Myanmar Times’ Future Uncertain After Shareholders Call for Its Dissolution

Ross Dunkley, the managing director of The Myanmar Times, addresses a business dispute at the newspaper in Rangoon in January. (Photo: JPaing / The Irrawaddy)

RANGOON — An internal dispute between the owners of The Myanmar Times is threatening the survival of the English-language newspaper, after the company’s majority shareholders asked a court earlier this month to dissolve the firm and immediately suspend publication.

The Myanmar Times is privately owned by Myanmar Consolidated Media Co. Ltd. (MCM) and 51 percent of MCM’s shares are in the hands of Dr Tin Tun Oo and his wife Khin Moe Moe. Tin Tun Oo is also listed as the paper’s publisher.

The couple’s lawyer announced in a Burmese-language notification in the government-run newspaper The Mirror on Monday that they are seeking to officially dissolve MCM through a court order.

Dr Tin Tun Oo and his wife “submitted a request at the Western Yangon Court on August 12 to dissolve MCM and there will be a court hearing on September 26,” the announcement said, adding that anyone who wants to object in the case should be present at the court on the day.

The 49 percent of remaining MCM shares are owned by an Australian company affiliated with The Times’ managing director and English-language editor-in-chief Ross Dunkley, who also publishes Cambodia’s Phnom Penh Post.

Khin Moe Moe and her lawyer Kyaw Myint were reluctant to discuss the court case when contacted by The Irrawaddy on Monday.

Asked why she and her husband were seeking to dissolve the newspaper, Khin Moe Moe said, “Because we cannot reach a deal with the foreigner who owns 49 percent. We own the other 51 percent.

“We will agree to any decision by the court,” she added, before asking an Irrawaddy reporter to leave her office in downtown Rangoon.

Lawyer Kyaw Myint said his clients had requested an immediate suspension of the paper’s publication while their request was pending at the court. “That is what we have requested of the court. The court will consider this proposal,” he said.

Kyaw Myint declined to comment on whether or not the majority owners would consider selling their shares instead of seeking the dissolution of MCM through legal action.

Dunkley has had public disagreements with MCM’s majority shareholders in the past.

In January, Khin Moe Moe accused the Australian of hitting her son-in-law during an argument at the paper’s Rangoon office, and she said she would sue him over the alleged assault.

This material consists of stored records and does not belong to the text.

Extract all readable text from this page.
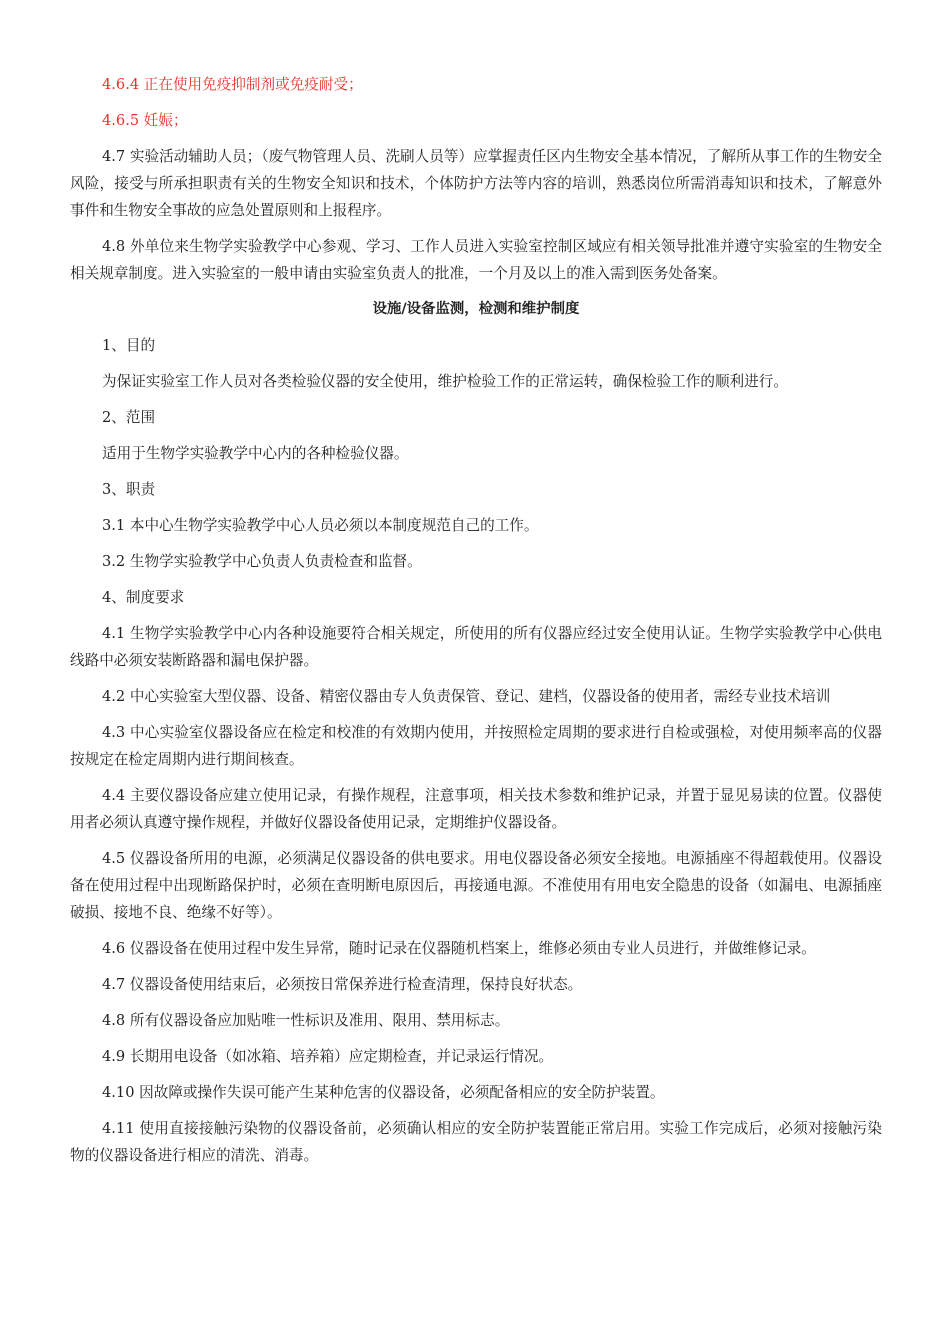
4.6.4 正在使用免疫抑制剂或免疫耐受；

4.6.5 妊娠；

4.7 实验活动辅助人员；（废气物管理人员、洗刷人员等）应掌握责任区内生物安全基本情况，了解所从事工作的生物安全风险，接受与所承担职责有关的生物安全知识和技术，个体防护方法等内容的培训，熟悉岗位所需消毒知识和技术，了解意外事件和生物安全事故的应急处置原则和上报程序。

4.8 外单位来生物学实验教学中心参观、学习、工作人员进入实验室控制区域应有相关领导批准并遵守实验室的生物安全相关规章制度。进入实验室的一般申请由实验室负责人的批准，一个月及以上的准入需到医务处备案。

设施/设备监测，检测和维护制度

1、目的

为保证实验室工作人员对各类检验仪器的安全使用，维护检验工作的正常运转，确保检验工作的顺利进行。

2、范围

适用于生物学实验教学中心内的各种检验仪器。

3、职责

3.1 本中心生物学实验教学中心人员必须以本制度规范自己的工作。

3.2 生物学实验教学中心负责人负责检查和监督。

4、制度要求

4.1 生物学实验教学中心内各种设施要符合相关规定，所使用的所有仪器应经过安全使用认证。生物学实验教学中心供电线路中必须安装断路器和漏电保护器。

4.2 中心实验室大型仪器、设备、精密仪器由专人负责保管、登记、建档，仪器设备的使用者，需经专业技术培训

4.3 中心实验室仪器设备应在检定和校准的有效期内使用，并按照检定周期的要求进行自检或强检，对使用频率高的仪器按规定在检定周期内进行期间核查。

4.4 主要仪器设备应建立使用记录，有操作规程，注意事项，相关技术参数和维护记录，并置于显见易读的位置。仪器使用者必须认真遵守操作规程，并做好仪器设备使用记录，定期维护仪器设备。

4.5 仪器设备所用的电源，必须满足仪器设备的供电要求。用电仪器设备必须安全接地。电源插座不得超载使用。仪器设备在使用过程中出现断路保护时，必须在查明断电原因后，再接通电源。不准使用有用电安全隐患的设备（如漏电、电源插座破损、接地不良、绝缘不好等）。

4.6 仪器设备在使用过程中发生异常，随时记录在仪器随机档案上，维修必须由专业人员进行，并做维修记录。

4.7 仪器设备使用结束后，必须按日常保养进行检查清理，保持良好状态。

4.8 所有仪器设备应加贴唯一性标识及准用、限用、禁用标志。

4.9 长期用电设备（如冰箱、培养箱）应定期检查，并记录运行情况。

4.10 因故障或操作失误可能产生某种危害的仪器设备，必须配备相应的安全防护装置。

4.11 使用直接接触污染物的仪器设备前，必须确认相应的安全防护装置能正常启用。实验工作完成后，必须对接触污染物的仪器设备进行相应的清洗、消毒。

At the time, she also vowed to block Dunkley’s plan to turn The Myanmar Times into a daily newspaper.

Currently, the publication appears weekly.

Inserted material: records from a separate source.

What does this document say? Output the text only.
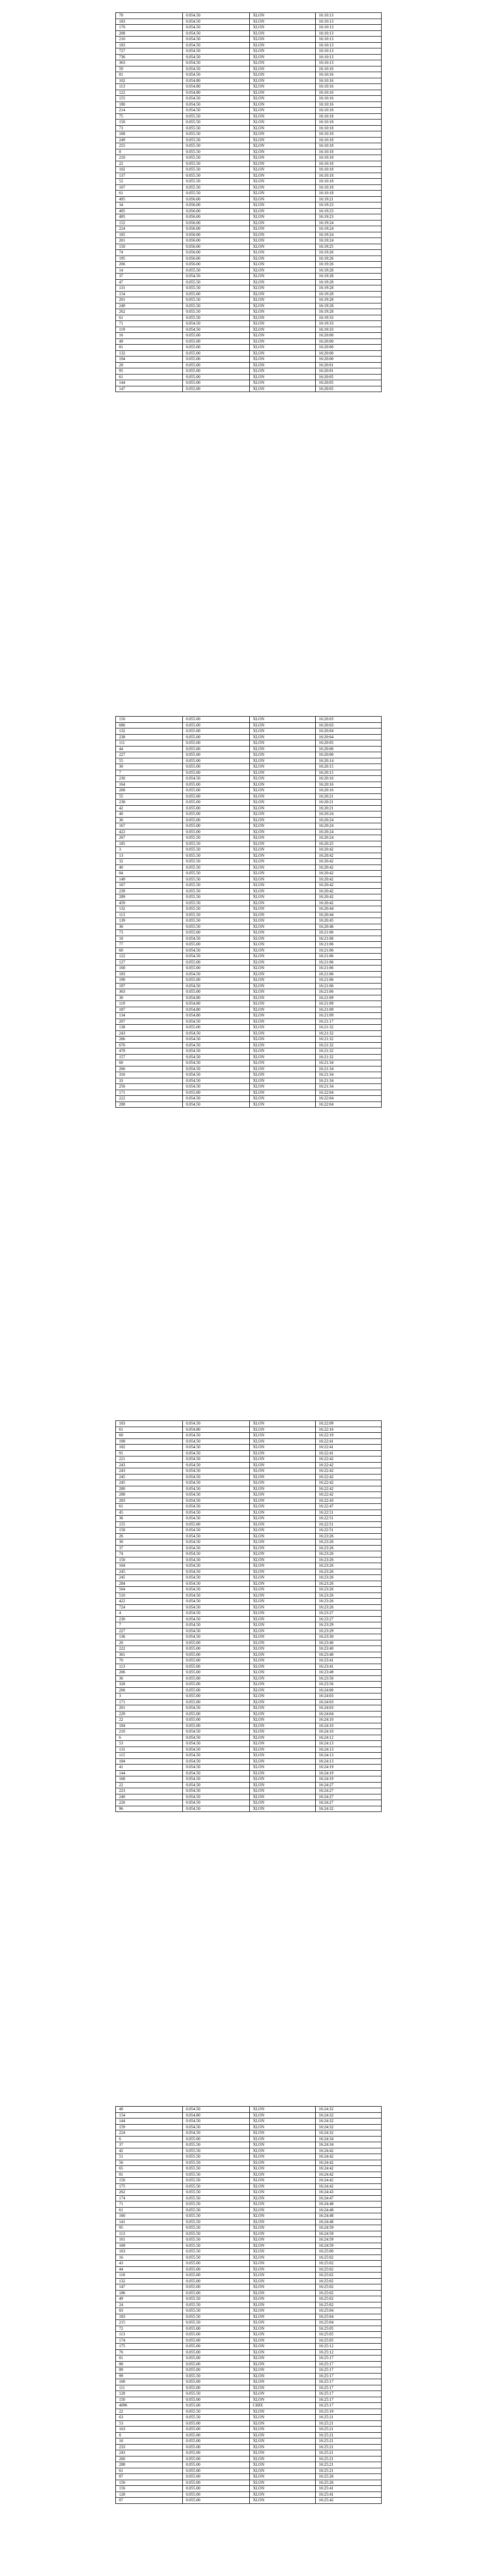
78	0.054.50	XLON	16:10:13
183	0.054.50	XLON	16:10:13
170	0.054.50	XLON	16:10:13
208	0.054.50	XLON	16:10:13
210	0.054.50	XLON	16:10:13
183	0.054.50	XLON	16:10:13
727	0.054.50	XLON	16:10:13
736	0.054.50	XLON	16:10:13
363	0.054.50	XLON	16:10:13
59	0.054.50	XLON	16:10:16
81	0.054.50	XLON	16:10:16
102	0.054.80	XLON	16:10:16
113	0.054.80	XLON	16:10:16
122	0.054.80	XLON	16:10:16
155	0.054.50	XLON	16:10:16
180	0.054.50	XLON	16:10:16
214	0.054.50	XLON	16:10:18
75	0.055.50	XLON	16:10:18
150	0.055.50	XLON	16:10:18
73	0.055.50	XLON	16:10:18
168	0.055.50	XLON	16:10:18
249	0.055.50	XLON	16:10:18
255	0.055.50	XLON	16:10:18
8	0.055.50	XLON	16:10:18
210	0.055.50	XLON	16:10:18
22	0.055.50	XLON	16:10:18
102	0.055.50	XLON	16:10:18
137	0.055.50	XLON	16:10:18
52	0.055.50	XLON	16:10:18
167	0.055.50	XLON	16:10:18
61	0.055.50	XLON	16:10:18
495	0.056.00	XLON	16:19:21
34	0.056.00	XLON	16:19:23
495	0.056.00	XLON	16:19:23
495	0.056.00	XLON	16:19:23
152	0.056.00	XLON	16:19:24
224	0.056.00	XLON	16:19:24
185	0.056.00	XLON	16:19:24
201	0.056.00	XLON	16:19:24
150	0.056.00	XLON	16:19:25
74	0.056.00	XLON	16:19:26
195	0.056.00	XLON	16:19:26
206	0.056.00	XLON	16:19:26
14	0.055.50	XLON	16:19:28
37	0.054.50	XLON	16:19:28
47	0.055.50	XLON	16:19:28
131	0.055.50	XLON	16:19:28
154	0.055.00	XLON	16:19:28
201	0.055.50	XLON	16:19:28
249	0.055.50	XLON	16:19:28
262	0.055.50	XLON	16:19:28
61	0.055.50	XLON	16:19:33
71	0.054.50	XLON	16:19:33
119	0.054.50	XLON	16:19:33
16	0.055.00	XLON	16:20:00
49	0.055.00	XLON	16:20:00
81	0.055.00	XLON	16:20:00
132	0.055.00	XLON	16:20:00
194	0.055.00	XLON	16:20:00
28	0.055.00	XLON	16:20:01
95	0.055.00	XLON	16:20:01
61	0.055.00	XLON	16:20:05
144	0.055.00	XLON	16:20:05
147	0.055.00	XLON	16:20:05
150	0.055.00	XLON	16:20:03
686	0.055.00	XLON	16:20:03
132	0.055.00	XLON	16:20:04
238	0.055.00	XLON	16:20:04
111	0.055.00	XLON	16:20:05
44	0.055.00	XLON	16:20:06
227	0.055.00	XLON	16:20:06
55	0.055.00	XLON	16:20:14
30	0.055.00	XLON	16:20:15
7	0.055.00	XLON	16:20:15
230	0.054.50	XLON	16:20:16
164	0.055.00	XLON	16:20:16
208	0.055.00	XLON	16:20:16
55	0.055.00	XLON	16:20:21
238	0.055.00	XLON	16:20:21
42	0.055.00	XLON	16:20:21
40	0.055.00	XLON	16:20:24
36	0.055.00	XLON	16:20:24
167	0.055.00	XLON	16:20:24
422	0.055.00	XLON	16:20:24
267	0.055.50	XLON	16:20:24
185	0.055.50	XLON	16:20:25
3	0.055.50	XLON	16:20:42
13	0.055.50	XLON	16:20:42
32	0.055.50	XLON	16:20:42
40	0.055.50	XLON	16:20:42
84	0.055.50	XLON	16:20:42
149	0.055.50	XLON	16:20:42
167	0.055.50	XLON	16:20:42
239	0.055.50	XLON	16:20:42
289	0.055.50	XLON	16:20:42
459	0.055.50	XLON	16:20:42
132	0.055.50	XLON	16:20:44
113	0.055.50	XLON	16:20:44
139	0.055.50	XLON	16:20:45
36	0.055.50	XLON	16:20:46
73	0.055.00	XLON	16:21:06
18	0.054.50	XLON	16:21:06
77	0.055.00	XLON	16:21:06
60	0.054.50	XLON	16:21:06
122	0.054.50	XLON	16:21:06
127	0.055.00	XLON	16:21:06
168	0.055.00	XLON	16:21:06
183	0.054.50	XLON	16:21:06
190	0.055.00	XLON	16:21:06
197	0.054.50	XLON	16:21:06
363	0.055.00	XLON	16:21:06
30	0.054.80	XLON	16:21:09
119	0.054.80	XLON	16:21:09
187	0.054.80	XLON	16:21:09
134	0.054.80	XLON	16:21:09
207	0.054.50	XLON	16:21:17
138	0.055.00	XLON	16:21:32
243	0.054.50	XLON	16:21:32
286	0.054.50	XLON	16:21:32
676	0.054.50	XLON	16:21:32
478	0.054.50	XLON	16:21:32
157	0.054.50	XLON	16:21:32
60	0.054.50	XLON	16:21:34
266	0.054.50	XLON	16:21:34
316	0.054.50	XLON	16:21:34
33	0.054.50	XLON	16:21:34
256	0.054.50	XLON	16:21:34
171	0.055.00	XLON	16:22:04
222	0.054.50	XLON	16:22:04
288	0.054.50	XLON	16:22:04
183	0.054.50	XLON	16:22:09
61	0.054.80	XLON	16:22:16
60	0.054.50	XLON	16:22:19
198	0.054.50	XLON	16:22:41
182	0.054.50	XLON	16:22:41
91	0.054.50	XLON	16:22:41
221	0.054.50	XLON	16:22:42
243	0.054.50	XLON	16:22:42
243	0.054.50	XLON	16:22:42
245	0.054.50	XLON	16:22:42
245	0.054.50	XLON	16:22:42
280	0.054.50	XLON	16:22:42
288	0.054.50	XLON	16:22:42
283	0.054.50	XLON	16:22:43
61	0.054.50	XLON	16:22:47
45	0.054.50	XLON	16:22:51
36	0.054.50	XLON	16:22:51
155	0.055.00	XLON	16:22:51
158	0.054.50	XLON	16:22:51
26	0.054.50	XLON	16:23:26
30	0.054.50	XLON	16:23:26
37	0.054.50	XLON	16:23:26
74	0.054.50	XLON	16:23:26
150	0.054.50	XLON	16:23:26
164	0.054.50	XLON	16:23:26
245	0.054.50	XLON	16:23:26
245	0.054.50	XLON	16:23:26
284	0.054.50	XLON	16:23:26
504	0.054.50	XLON	16:23:26
510	0.054.50	XLON	16:23:26
422	0.054.50	XLON	16:23:26
724	0.054.50	XLON	16:23:26
4	0.054.50	XLON	16:23:27
230	0.054.50	XLON	16:23:27
7	0.054.50	XLON	16:23:29
227	0.054.50	XLON	16:23:29
136	0.054.50	XLON	16:23:30
20	0.055.00	XLON	16:23:40
222	0.055.00	XLON	16:23:40
361	0.055.00	XLON	16:23:40
70	0.055.00	XLON	16:23:41
113	0.055.00	XLON	16:23:41
206	0.055.00	XLON	16:23:49
36	0.055.00	XLON	16:23:50
328	0.055.00	XLON	16:23:56
206	0.055.00	XLON	16:24:00
3	0.055.00	XLON	16:24:03
171	0.055.00	XLON	16:24:03
201	0.054.50	XLON	16:24:03
229	0.055.00	XLON	16:24:04
22	0.055.00	XLON	16:24:10
184	0.055.00	XLON	16:24:10
210	0.054.50	XLON	16:24:10
6	0.054.50	XLON	16:24:12
53	0.054.50	XLON	16:24:13
131	0.054.50	XLON	16:24:13
115	0.054.50	XLON	16:24:13
184	0.054.50	XLON	16:24:13
41	0.054.50	XLON	16:24:19
144	0.054.50	XLON	16:24:19
168	0.054.50	XLON	16:24:19
22	0.054.50	XLON	16:24:27
223	0.054.50	XLON	16:24:27
240	0.054.50	XLON	16:24:27
226	0.054.50	XLON	16:24:27
96	0.054.50	XLON	16:24:32
48	0.054.50	XLON	16:24:32
154	0.054.80	XLON	16:24:32
144	0.054.50	XLON	16:24:32
159	0.054.50	XLON	16:24:32
224	0.054.50	XLON	16:24:32
6	0.055.00	XLON	16:24:34
37	0.055.50	XLON	16:24:34
42	0.055.50	XLON	16:24:42
51	0.055.50	XLON	16:24:42
56	0.055.50	XLON	16:24:42
65	0.055.50	XLON	16:24:42
81	0.055.50	XLON	16:24:42
150	0.055.50	XLON	16:24:42
175	0.055.50	XLON	16:24:42
262	0.055.50	XLON	16:24:43
174	0.055.50	XLON	16:24:47
71	0.055.50	XLON	16:24:48
61	0.055.50	XLON	16:24:48
160	0.055.50	XLON	16:24:48
141	0.055.50	XLON	16:24:48
95	0.055.50	XLON	16:24:59
113	0.055.50	XLON	16:24:59
101	0.055.50	XLON	16:24:59
169	0.055.50	XLON	16:24:59
163	0.055.50	XLON	16:25:00
16	0.055.50	XLON	16:25:02
43	0.055.00	XLON	16:25:02
44	0.055.00	XLON	16:25:02
118	0.055.00	XLON	16:25:02
132	0.055.00	XLON	16:25:02
147	0.055.00	XLON	16:25:02
186	0.055.00	XLON	16:25:02
49	0.055.50	XLON	16:25:02
24	0.055.50	XLON	16:25:02
83	0.055.50	XLON	16:25:04
183	0.055.50	XLON	16:25:04
215	0.055.50	XLON	16:25:04
72	0.055.00	XLON	16:25:05
113	0.055.00	XLON	16:25:05
174	0.055.00	XLON	16:25:05
175	0.055.00	XLON	16:25:12
76	0.055.00	XLON	16:25:12
81	0.055.00	XLON	16:25:17
88	0.055.00	XLON	16:25:17
89	0.055.00	XLON	16:25:17
99	0.055.50	XLON	16:25:17
168	0.055.00	XLON	16:25:17
111	0.055.00	XLON	16:25:17
128	0.055.50	XLON	16:25:17
150	0.055.00	XLON	16:25:17
4096	0.055.00	CHIX	16:25:17
22	0.055.50	XLON	16:25:19
63	0.055.50	XLON	16:25:21
53	0.055.00	XLON	16:25:21
163	0.055.00	XLON	16:25:21
8	0.055.00	XLON	16:25:21
16	0.055.00	XLON	16:25:21
233	0.055.00	XLON	16:25:21
243	0.055.00	XLON	16:25:21
260	0.055.00	XLON	16:25:21
288	0.055.00	XLON	16:25:21
61	0.055.00	XLON	16:25:21
87	0.055.00	XLON	16:25:26
156	0.055.00	XLON	16:25:26
156	0.055.00	XLON	16:25:41
128	0.055.00	XLON	16:25:41
87	0.055.00	XLON	16:25:42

Burma’s reformist government lifted restrictions on daily newspapers in April after repressing independent media in the country for decades. All publications remained subject to government censorship until August of last year.

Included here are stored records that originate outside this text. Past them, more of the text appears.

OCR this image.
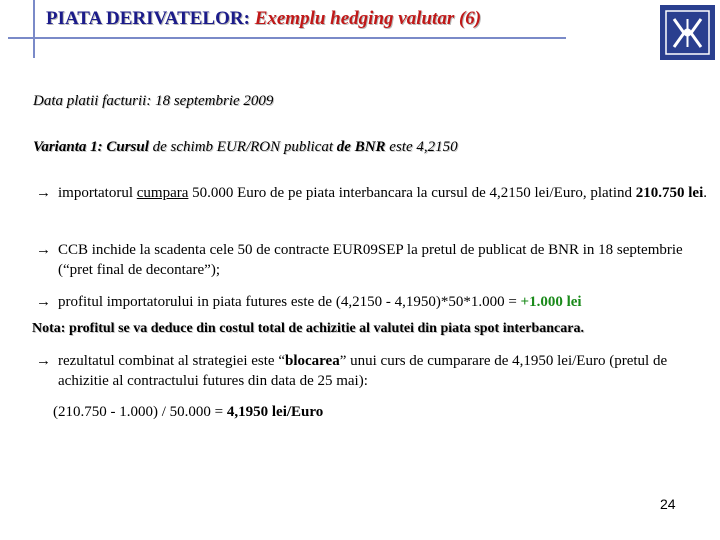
PIATA DERIVATELOR: Exemplu hedging valutar (6)
Data platii facturii: 18 septembrie 2009
Varianta 1: Cursul de schimb EUR/RON publicat de BNR este 4,2150
→ importatorul cumpara 50.000 Euro de pe piata interbancara la cursul de 4,2150 lei/Euro, platind 210.750 lei.
→ CCB inchide la scadenta cele 50 de contracte EUR09SEP la pretul de publicat de BNR in 18 septembrie (“pret final de decontare”);
→ profitul importatorului in piata futures este de (4,2150 - 4,1950)*50*1.000 = +1.000 lei
Nota: profitul se va deduce din costul total de achizitie al valutei din piata spot interbancara.
→ rezultatul combinat al strategiei este “blocarea” unui curs de cumparare de 4,1950 lei/Euro (pretul de achizitie al contractului futures din data de 25 mai):
(210.750 - 1.000) / 50.000 = 4,1950 lei/Euro
24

Asked if the legal action regarding MCM was related to Khin Moe Moe’s claims of an assault by Dunkley, her lawyer said, “This is unrelated. That is a different case.”

Dunkley could not immediately be reached for comment on Monday.

The paper’s CEO Sonny Swe voiced concern over the future of The Myanmar Times in a brief interview with The Irrawaddy.

“There are many employees here. If the company has to stop, many will be unemployed. They should not do this, I think,” he said, adding that his attempts to buy the majority MCM shares had failed.

“I tried to buy the shares, but I could not reach an agreement over the price,” Sonny Swe said.

The Times employs about 300 staff, most of whom are Burmese. It was founded in 2000, when Dunkley entered isolated, military-run Burma to set up an English-language newspaper.

The Australian businessman cut a deal with the hated Military Intelligence (MI) that allowed the paper to appear without passing through the Press Scrutiny and Registration Department, Burma’s censorship board. Instead, the paper’s content was only screened by the MI.

Sonny Swe, a son of senior MI officer Brig-Gen Thein Swe, was the Times’ original majority shareholder. He was arrested during a purge of the MI by then junta leader Snr-Gen Than Shwe in 2004. Tin Tun Oo, a media person with close connections to the junta, took over his shares in The Times. After 2005, The Myanmar Times also went through Burma’s censorship board.

Sonny Swe was released from prison in April this year and Dunkley subsequently offered him a position as CEO at The Times.

In January, Dunkley complained that ever since Tin Tun Oo took majority shares in the paper, he and his wife had “sometimes attempted to disrupt the activities of the newspaper.”

Apart from these business disputes, Dunkley has also faced criminal charges in Burma. In 2011, he spent 44 days in Rangoon’s Insein Prison after he was convicted of physically assaulting a woman and for drug-related charges.

Since April, there have been reports that the Australian is banned from leaving the country because of the court case against him for allegedly hitting Khin Moe Moe’s son-in-law.